I loved Ember. She was always special because she was Nix’s sister. He’d done a great deal to make sure she was safe. More than she would probably ever know.
He never expected any kind of reciprocation from the women he watched. Nix rubbed his fingers on his chest. I knew he had the names of four females tatted there. His mother. Becca. Christina, the special little girl he’d rescued. And Ember.
He was feeling the love.
We were all goners now.
“You’re my brother, and I’m proud of you. You’d never hurt a soul!” She had fire in her eyes and the sureness only someone who was still a teenager could project.
She was wrong. He’d never hurt her. Or me. Or Becca. Or Christina. But I’m sure we’d both lost count of the amount of assholes we’d ended. Hurt them so much they stopped breathing.
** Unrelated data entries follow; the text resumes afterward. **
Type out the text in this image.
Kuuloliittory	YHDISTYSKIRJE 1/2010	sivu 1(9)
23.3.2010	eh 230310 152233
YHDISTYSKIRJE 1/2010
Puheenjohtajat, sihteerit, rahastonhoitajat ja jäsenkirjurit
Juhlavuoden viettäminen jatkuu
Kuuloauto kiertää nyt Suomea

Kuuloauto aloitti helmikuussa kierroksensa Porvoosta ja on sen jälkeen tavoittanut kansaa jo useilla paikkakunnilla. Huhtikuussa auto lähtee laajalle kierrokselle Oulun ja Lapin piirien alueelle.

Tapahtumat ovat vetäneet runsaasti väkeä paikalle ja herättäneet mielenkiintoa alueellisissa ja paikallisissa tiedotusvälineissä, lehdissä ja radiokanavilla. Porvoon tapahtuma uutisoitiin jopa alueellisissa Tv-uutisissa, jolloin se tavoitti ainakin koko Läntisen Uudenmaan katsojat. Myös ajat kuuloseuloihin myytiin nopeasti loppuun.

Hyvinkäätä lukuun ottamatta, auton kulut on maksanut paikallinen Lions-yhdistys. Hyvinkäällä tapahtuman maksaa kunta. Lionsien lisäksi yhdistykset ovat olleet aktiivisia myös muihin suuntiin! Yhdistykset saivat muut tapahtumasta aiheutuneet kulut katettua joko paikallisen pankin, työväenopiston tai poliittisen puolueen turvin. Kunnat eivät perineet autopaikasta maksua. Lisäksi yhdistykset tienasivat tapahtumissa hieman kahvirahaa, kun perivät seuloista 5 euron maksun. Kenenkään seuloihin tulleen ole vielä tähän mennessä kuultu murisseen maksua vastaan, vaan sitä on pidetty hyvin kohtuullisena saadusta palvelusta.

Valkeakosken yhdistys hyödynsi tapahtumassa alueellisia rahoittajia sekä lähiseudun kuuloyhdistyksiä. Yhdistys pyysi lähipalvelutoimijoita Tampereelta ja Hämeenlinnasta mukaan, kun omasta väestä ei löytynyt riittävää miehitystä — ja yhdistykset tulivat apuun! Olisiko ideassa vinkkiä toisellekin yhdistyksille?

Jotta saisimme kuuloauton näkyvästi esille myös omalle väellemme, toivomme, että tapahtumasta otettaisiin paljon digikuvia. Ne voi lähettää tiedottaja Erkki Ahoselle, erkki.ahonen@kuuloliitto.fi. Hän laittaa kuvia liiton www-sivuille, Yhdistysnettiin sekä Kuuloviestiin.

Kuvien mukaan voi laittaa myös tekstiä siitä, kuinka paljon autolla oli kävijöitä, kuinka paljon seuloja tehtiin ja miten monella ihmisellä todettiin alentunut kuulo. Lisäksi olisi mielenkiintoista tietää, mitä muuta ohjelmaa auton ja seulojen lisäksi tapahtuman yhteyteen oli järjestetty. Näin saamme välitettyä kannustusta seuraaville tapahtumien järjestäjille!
I saw the conflict in his expression. It was just because I knew him as well as I did. He had a great poker face.
“Just unpack for now. But don’t get too comfortable. This is no place for a kid.” Nix clearly wanted to talk this one out with me.
Ember leaned in and gave him a kiss on his cheek. “Thanks, bro. I’m not a kid. Aunt Dor can pound salt.” She twirled and her long brown hair with streaks slapped me in the chest and Nix in the face.
Nix turned and headed toward my room. I knew we’d have to hash this out.
Because we knew something about Ember that she didn’t.
We knew who Ember’s father might be.